California voters may soon have the ability to cast their ballots on a new proposal known as Proposition 45, which would give the state's insurance commissioner significant new power to nix proposed rate increases from health insurance policy providers, according to a report from the Los Angeles Times. At present, the agency only has the power to say that proposals are “unreasonable,” but not to put any kinds of limits on them.
Statewide, some 1.4 million people were able to successfully sign up for coverage through the ACA's mandated health insurance exchanges – which California runs itself – and some critics of the proposal say that implementing it might result in an adverse cost effect for those people, the report said.
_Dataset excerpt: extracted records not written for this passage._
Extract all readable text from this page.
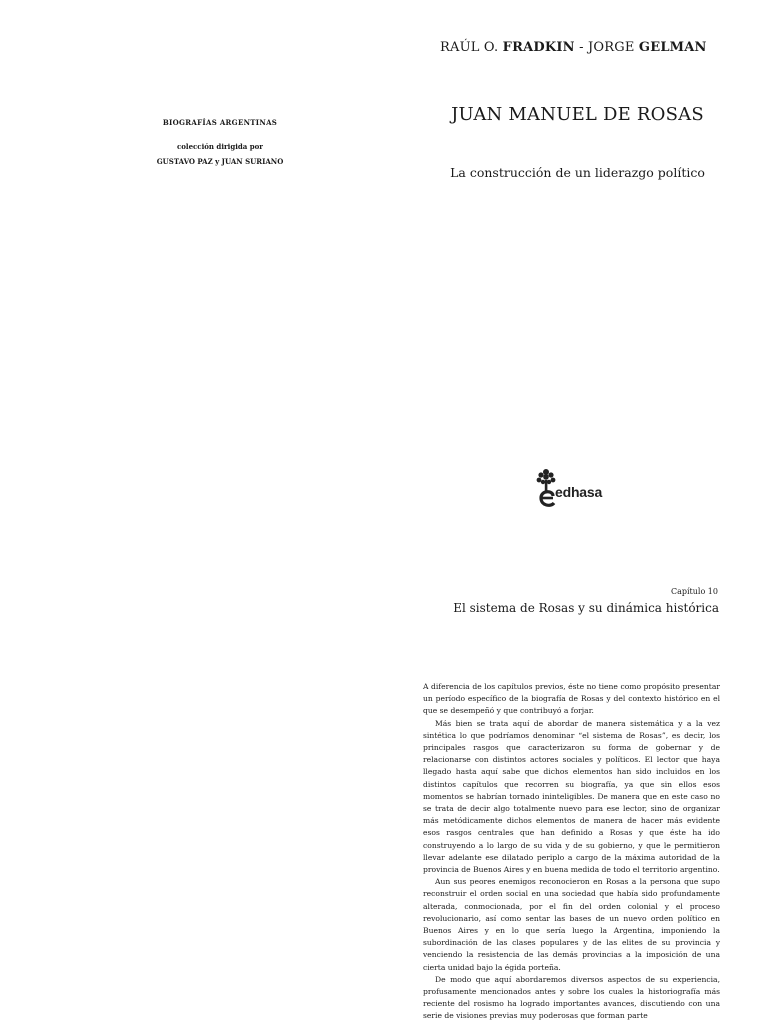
RAÚL O. FRADKIN - JORGE GELMAN
BIOGRAFÍAS ARGENTINAS
colección dirigida por
GUSTAVO PAZ y JUAN SURIANO
JUAN MANUEL DE ROSAS
La construcción de un liderazgo político
edhasa
Capítulo 10
El sistema de Rosas y su dinámica histórica

A diferencia de los capítulos previos, éste no tiene como propósito presentar un período específico de la biografía de Rosas y del contexto histórico en el que se desempeñó y que contribuyó a forjar.

Más bien se trata aquí de abordar de manera sistemática y a la vez sintética lo que podríamos denominar “el sistema de Rosas”, es decir, los principales rasgos que caracterizaron su forma de gobernar y de relacionarse con distintos actores sociales y políticos. El lector que haya llegado hasta aquí sabe que dichos elementos han sido incluidos en los distintos capítulos que recorren su biografía, ya que sin ellos esos momentos se habrían tornado ininteligibles. De manera que en este caso no se trata de decir algo totalmente nuevo para ese lector, sino de organizar más metódicamente dichos elementos de manera de hacer más evidente esos rasgos centrales que han definido a Rosas y que éste ha ido construyendo a lo largo de su vida y de su gobierno, y que le permitieron llevar adelante ese dilatado periplo a cargo de la máxima autoridad de la provincia de Buenos Aires y en buena medida de todo el territorio argentino.

Aun sus peores enemigos reconocieron en Rosas a la persona que supo reconstruir el orden social en una sociedad que había sido profundamente alterada, conmocionada, por el fin del orden colonial y el proceso revolucionario, así como sentar las bases de un nuevo orden político en Buenos Aires y en lo que sería luego la Argentina, imponiendo la subordinación de las clases populares y de las elites de su provincia y venciendo la resistencia de las demás provincias a la imposición de una cierta unidad bajo la égida porteña.

De modo que aquí abordaremos diversos aspectos de su experiencia, profusamente mencionados antes y sobre los cuales la historiografía más reciente del rosismo ha logrado importantes avances, discutiendo con una serie de visiones previas muy poderosas que forman parte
However, proponents say that without the ability to regulate rate increases in the future, the agency may not be able to uphold the “affordable” part of the Affordable Care Act.
What would the impact be?
The insurance commissioner's office has officially designated 14 proposed rate increases as being excessive since 2011, the report said. On the one hand, those affected are only a small number of state residents altogether, totaling just 934,000 people. However, it's also important to note that those policies combined to cost the affected consumers $253 million. In addition, it should be noted that Californians have seen their health insurance premiums increase 185 percent since 2002. For their part, insurers say that the health care law provides enough regulation already, and that any additional strictures put on them by the ballot initiative would be too overbearing.
However, health insurance providers might want to keep in mind that this could be part of a new trend in their industry. As government agencies take a more active role in regulating the industries they oversee, there might be more scrutiny for them to deal with in the coming years, and beyond.